GRRRL ist die einzige mir bekannte Modemarke, die keine regulären Größen anbietet. Das amerikanische Sport-Label hat es sich zur Aufgabe gemacht, allen Frauen ein gutes Gefühl zu geben und das fängt manchmal eben beim Stigma einer Größe an. Eine genaue Auflistung der Maße hilft beim Kauf des richtigen Teils, und damit das nicht zu verwirrend ist, tragen diese „Größen“ Namen bekannter Athletinnen. Angeboten werden vor allem Sport-BHs und Leggings, aber auch Printshirts mit Aussagen wie „Lift like a Grrrls“.

#4 Rebdolls

Rebdolls sorgte im Jahr 2015 für Aufmerksamkeit mit der #sexyforall Kampagne, die zum Ziel hatte, Sexyness nicht auf bestimmte Kleidergrößen zu limitieren. Jede*r kann und darf sich sexy kleiden, da sollte lediglich der persönliche Geschmack entscheiden und nicht die Zahl auf einem Etikett. Diesem Motto sind Rebdolls gefolgt und bieten moderne Mode im Größenspektrum von Small – 5X an.

#5 ASOS

2017 kündige ASOS an, die Bilder der Models künftig nicht mehr zu bearbeiten. Dehnungsstreifen, Dellen und Narben bleiben nun sichtbar. ASOS kann dabei als Vorbild für andere große Textilhändler fungieren, denn die nachträgliche Fotoretusche ist immer noch Usus. Aber damit nicht genug: Der britische Online-Versandhändler bietet auch eine große Größenvielfalt und Kleidung für bestimmte Körpertypen an. So finden Menschen mit kurzen Beinen hier auch endlich die passende Hose. Die „Kurzbeinigen“ unter euch wissen wovon ich spreche.
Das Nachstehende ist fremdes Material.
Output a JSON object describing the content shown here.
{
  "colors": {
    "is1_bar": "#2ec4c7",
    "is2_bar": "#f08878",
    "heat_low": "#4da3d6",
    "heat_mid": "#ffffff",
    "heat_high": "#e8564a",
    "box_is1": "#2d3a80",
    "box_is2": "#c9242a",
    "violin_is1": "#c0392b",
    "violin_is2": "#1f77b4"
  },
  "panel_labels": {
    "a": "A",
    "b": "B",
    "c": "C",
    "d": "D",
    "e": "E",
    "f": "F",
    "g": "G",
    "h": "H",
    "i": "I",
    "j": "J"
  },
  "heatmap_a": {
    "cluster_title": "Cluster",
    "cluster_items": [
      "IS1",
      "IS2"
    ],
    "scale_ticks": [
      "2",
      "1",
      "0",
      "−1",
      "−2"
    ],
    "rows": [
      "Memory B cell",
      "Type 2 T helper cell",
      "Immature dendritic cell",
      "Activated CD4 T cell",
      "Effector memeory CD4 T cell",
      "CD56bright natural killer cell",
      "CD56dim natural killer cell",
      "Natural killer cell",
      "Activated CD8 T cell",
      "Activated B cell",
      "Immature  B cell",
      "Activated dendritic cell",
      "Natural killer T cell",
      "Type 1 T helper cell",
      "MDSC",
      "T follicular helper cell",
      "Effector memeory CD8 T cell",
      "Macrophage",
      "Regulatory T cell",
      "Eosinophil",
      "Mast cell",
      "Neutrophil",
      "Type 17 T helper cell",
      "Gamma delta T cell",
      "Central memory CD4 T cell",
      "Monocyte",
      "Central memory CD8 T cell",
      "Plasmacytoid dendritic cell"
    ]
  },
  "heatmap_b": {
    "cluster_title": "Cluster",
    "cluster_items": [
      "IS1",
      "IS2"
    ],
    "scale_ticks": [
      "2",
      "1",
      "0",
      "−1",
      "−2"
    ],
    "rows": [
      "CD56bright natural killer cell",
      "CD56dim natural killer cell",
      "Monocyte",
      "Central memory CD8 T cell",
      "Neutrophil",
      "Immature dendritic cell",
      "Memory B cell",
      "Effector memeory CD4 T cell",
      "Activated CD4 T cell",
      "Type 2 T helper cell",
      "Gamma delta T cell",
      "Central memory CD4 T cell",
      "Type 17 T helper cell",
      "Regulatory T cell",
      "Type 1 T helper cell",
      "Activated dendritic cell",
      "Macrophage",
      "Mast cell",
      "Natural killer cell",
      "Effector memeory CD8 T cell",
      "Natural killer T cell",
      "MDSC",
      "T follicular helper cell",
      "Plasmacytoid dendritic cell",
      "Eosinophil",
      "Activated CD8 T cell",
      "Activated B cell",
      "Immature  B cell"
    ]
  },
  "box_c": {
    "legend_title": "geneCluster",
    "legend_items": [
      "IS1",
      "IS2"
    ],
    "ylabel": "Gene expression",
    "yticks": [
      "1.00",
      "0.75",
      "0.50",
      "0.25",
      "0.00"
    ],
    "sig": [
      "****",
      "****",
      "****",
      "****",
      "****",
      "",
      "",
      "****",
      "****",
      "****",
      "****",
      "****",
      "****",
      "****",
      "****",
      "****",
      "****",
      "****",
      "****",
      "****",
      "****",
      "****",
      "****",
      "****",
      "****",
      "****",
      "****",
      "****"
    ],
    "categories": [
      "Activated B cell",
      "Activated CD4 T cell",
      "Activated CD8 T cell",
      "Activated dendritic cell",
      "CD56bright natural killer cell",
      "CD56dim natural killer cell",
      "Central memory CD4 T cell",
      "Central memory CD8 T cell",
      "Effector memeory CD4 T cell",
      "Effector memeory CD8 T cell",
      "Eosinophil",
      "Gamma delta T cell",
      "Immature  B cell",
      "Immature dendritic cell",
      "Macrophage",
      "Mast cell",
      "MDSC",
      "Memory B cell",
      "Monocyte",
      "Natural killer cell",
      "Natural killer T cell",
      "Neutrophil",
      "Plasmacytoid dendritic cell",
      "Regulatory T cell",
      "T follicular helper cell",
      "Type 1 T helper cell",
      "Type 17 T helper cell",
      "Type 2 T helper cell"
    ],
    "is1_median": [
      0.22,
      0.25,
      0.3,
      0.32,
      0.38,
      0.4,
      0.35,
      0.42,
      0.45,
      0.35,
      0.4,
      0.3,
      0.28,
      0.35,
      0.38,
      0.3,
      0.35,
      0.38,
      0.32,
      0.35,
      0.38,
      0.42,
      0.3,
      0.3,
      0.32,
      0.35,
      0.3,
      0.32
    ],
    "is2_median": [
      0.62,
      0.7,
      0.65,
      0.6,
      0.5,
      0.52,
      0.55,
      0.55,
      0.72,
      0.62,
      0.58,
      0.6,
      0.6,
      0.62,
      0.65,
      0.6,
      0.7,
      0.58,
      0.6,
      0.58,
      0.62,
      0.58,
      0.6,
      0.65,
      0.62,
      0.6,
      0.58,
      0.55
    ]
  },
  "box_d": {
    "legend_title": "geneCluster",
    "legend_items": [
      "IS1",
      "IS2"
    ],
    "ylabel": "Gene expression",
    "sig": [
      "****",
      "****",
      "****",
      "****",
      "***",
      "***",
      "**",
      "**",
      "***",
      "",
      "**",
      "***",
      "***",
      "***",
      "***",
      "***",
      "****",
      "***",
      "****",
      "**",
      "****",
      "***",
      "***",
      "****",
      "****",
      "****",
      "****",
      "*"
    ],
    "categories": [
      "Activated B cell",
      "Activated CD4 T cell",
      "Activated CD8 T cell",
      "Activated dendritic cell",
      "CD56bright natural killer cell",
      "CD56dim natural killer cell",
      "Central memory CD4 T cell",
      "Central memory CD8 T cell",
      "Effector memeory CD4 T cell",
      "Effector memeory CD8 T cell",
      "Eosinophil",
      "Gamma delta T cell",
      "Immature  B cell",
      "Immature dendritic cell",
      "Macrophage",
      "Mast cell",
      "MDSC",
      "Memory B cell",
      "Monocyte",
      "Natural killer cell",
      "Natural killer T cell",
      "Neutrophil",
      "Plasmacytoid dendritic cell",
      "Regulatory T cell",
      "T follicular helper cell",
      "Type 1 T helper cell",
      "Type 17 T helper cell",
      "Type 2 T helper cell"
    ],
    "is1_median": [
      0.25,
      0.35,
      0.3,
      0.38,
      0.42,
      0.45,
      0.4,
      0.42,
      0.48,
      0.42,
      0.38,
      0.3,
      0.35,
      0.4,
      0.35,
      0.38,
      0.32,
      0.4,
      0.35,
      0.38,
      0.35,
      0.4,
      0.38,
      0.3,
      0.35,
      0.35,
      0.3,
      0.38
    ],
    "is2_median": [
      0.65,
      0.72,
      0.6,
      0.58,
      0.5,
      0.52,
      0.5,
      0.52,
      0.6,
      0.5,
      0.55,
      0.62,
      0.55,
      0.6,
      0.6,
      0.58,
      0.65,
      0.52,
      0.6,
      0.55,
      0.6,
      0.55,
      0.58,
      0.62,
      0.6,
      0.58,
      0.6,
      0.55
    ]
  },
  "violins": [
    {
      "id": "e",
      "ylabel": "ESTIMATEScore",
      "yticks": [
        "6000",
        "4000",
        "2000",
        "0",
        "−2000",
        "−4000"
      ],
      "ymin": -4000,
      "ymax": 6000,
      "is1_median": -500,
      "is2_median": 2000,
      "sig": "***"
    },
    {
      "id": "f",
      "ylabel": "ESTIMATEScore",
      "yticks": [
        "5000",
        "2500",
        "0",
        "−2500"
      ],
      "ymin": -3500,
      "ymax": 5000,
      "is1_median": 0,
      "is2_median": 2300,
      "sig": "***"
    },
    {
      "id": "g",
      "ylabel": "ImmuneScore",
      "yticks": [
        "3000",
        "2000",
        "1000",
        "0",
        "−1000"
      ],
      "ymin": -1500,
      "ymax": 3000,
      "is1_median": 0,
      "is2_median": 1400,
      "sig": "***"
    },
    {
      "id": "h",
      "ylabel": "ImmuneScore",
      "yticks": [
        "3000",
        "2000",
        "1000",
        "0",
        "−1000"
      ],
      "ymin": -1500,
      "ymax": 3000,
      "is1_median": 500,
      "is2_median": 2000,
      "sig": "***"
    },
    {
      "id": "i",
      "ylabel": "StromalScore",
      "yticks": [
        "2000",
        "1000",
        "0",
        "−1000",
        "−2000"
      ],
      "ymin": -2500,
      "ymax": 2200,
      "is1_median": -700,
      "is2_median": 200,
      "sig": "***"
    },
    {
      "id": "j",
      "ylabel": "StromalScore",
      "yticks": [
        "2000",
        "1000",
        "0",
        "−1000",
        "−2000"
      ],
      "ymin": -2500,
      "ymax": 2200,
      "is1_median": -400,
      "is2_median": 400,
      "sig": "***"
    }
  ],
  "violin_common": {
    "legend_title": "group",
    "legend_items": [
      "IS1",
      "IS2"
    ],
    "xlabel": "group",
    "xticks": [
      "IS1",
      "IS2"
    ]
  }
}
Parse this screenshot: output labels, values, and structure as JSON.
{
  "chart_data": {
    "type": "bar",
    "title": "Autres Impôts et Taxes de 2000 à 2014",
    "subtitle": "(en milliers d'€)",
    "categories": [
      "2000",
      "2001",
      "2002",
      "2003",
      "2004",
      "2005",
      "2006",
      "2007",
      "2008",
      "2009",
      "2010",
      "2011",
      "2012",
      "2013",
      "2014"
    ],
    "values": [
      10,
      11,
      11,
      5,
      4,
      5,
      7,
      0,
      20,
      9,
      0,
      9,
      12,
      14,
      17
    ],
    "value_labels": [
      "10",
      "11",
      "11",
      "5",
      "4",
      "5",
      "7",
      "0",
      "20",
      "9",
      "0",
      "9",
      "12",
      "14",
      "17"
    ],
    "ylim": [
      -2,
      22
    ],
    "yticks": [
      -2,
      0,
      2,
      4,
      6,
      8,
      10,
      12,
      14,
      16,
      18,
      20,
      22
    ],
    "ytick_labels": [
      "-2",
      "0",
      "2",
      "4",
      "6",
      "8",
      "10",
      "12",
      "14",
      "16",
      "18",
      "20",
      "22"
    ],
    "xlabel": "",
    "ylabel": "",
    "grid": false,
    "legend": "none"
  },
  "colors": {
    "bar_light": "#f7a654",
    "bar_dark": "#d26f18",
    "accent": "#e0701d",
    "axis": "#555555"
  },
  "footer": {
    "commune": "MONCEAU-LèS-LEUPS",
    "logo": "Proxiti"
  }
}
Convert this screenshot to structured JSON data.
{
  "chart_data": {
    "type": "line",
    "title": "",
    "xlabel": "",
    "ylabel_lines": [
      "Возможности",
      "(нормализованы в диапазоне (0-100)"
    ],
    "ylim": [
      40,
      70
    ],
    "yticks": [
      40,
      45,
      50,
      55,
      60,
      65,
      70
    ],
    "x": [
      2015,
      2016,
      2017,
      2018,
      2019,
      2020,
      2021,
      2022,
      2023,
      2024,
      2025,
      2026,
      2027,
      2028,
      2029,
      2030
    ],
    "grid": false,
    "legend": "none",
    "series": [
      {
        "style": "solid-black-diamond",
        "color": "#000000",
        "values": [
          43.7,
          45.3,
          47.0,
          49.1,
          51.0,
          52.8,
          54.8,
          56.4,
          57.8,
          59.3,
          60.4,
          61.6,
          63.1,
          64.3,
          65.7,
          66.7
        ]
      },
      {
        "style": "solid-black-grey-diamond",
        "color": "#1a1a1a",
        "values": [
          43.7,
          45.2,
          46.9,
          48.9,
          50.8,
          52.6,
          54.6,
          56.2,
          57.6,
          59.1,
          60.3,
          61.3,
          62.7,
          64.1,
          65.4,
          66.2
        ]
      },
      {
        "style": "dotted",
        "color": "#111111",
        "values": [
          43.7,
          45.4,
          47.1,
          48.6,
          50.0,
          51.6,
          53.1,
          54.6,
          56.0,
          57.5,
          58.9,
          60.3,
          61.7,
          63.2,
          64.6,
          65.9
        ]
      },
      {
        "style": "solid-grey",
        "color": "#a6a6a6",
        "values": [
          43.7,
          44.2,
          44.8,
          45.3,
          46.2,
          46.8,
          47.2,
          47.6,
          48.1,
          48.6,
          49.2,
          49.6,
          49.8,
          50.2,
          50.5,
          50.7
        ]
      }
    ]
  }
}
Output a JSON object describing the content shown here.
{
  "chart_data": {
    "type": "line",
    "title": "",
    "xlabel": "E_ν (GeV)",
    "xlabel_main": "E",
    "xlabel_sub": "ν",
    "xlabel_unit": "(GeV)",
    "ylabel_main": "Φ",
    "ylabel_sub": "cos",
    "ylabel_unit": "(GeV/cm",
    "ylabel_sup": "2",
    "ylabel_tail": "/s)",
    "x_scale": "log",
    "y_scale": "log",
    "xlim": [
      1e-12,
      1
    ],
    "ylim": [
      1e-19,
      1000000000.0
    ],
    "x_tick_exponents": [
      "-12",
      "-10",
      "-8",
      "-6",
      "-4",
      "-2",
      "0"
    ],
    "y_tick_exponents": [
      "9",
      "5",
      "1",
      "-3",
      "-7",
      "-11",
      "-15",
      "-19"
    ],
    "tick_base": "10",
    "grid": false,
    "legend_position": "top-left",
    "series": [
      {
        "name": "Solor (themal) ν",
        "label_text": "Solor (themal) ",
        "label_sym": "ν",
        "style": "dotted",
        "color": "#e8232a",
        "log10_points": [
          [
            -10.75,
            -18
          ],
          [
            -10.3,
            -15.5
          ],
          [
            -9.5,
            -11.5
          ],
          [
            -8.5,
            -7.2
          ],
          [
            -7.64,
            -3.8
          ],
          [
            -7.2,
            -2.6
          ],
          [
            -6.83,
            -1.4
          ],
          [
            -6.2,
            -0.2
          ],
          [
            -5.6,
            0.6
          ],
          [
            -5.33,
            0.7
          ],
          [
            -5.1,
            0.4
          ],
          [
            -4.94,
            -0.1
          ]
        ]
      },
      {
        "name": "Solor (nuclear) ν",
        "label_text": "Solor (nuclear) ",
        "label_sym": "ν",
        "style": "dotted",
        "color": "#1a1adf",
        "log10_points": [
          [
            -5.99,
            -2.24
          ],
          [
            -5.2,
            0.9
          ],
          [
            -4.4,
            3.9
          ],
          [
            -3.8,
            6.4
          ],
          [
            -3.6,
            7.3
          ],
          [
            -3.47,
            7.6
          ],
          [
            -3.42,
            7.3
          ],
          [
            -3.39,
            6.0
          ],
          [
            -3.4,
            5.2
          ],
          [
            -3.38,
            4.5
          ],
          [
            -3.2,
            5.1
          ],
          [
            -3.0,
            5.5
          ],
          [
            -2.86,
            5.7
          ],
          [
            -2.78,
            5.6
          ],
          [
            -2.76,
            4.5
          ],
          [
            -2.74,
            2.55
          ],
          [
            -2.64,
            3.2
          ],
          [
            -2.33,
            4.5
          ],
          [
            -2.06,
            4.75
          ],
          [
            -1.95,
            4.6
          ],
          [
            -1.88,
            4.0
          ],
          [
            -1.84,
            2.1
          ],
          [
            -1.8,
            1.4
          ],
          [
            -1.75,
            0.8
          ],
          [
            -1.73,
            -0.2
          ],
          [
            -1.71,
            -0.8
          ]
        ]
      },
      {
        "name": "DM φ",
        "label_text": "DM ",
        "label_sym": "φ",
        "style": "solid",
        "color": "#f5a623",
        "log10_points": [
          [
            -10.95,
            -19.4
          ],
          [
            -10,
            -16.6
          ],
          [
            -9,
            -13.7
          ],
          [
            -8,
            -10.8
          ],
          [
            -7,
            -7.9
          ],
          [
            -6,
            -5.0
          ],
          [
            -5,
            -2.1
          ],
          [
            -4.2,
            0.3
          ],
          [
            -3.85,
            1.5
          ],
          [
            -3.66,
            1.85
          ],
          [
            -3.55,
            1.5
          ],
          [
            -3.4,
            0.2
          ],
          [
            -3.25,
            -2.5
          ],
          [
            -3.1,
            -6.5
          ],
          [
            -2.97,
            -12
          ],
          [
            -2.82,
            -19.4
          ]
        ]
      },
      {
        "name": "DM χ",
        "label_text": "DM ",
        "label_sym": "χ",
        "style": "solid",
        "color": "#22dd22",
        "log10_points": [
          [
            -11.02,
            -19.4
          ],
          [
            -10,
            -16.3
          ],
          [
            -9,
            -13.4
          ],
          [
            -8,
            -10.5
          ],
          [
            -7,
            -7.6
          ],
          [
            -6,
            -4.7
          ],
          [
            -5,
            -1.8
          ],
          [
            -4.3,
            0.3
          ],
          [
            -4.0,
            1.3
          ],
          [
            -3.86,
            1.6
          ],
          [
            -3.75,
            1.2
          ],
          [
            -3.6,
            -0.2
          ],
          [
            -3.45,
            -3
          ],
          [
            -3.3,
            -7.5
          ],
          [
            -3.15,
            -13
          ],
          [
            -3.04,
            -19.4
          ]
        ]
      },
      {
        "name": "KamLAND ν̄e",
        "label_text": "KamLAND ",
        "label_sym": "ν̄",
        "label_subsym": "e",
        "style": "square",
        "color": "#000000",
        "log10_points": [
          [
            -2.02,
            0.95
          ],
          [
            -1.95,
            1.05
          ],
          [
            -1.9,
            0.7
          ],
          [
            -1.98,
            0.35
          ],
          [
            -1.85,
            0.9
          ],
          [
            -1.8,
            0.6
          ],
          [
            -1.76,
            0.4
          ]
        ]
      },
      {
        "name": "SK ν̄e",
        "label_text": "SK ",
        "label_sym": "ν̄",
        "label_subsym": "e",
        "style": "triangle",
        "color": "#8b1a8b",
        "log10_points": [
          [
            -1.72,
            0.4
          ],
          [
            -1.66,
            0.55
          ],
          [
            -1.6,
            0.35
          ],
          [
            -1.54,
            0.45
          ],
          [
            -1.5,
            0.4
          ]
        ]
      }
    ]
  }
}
Und zum Schluss noch ein Tipp von mir: Viele kleinere Brands geben sich sehr viel Mühe mit ihrem Angebot und versuchen, auf individuelle Bedürfnisse einzugehen. Unterstützt doch auch die kleinen Marken und lasst Euch vielleicht mal ein Teil nur für Euch anfertigen. Lohnt sich doppelt.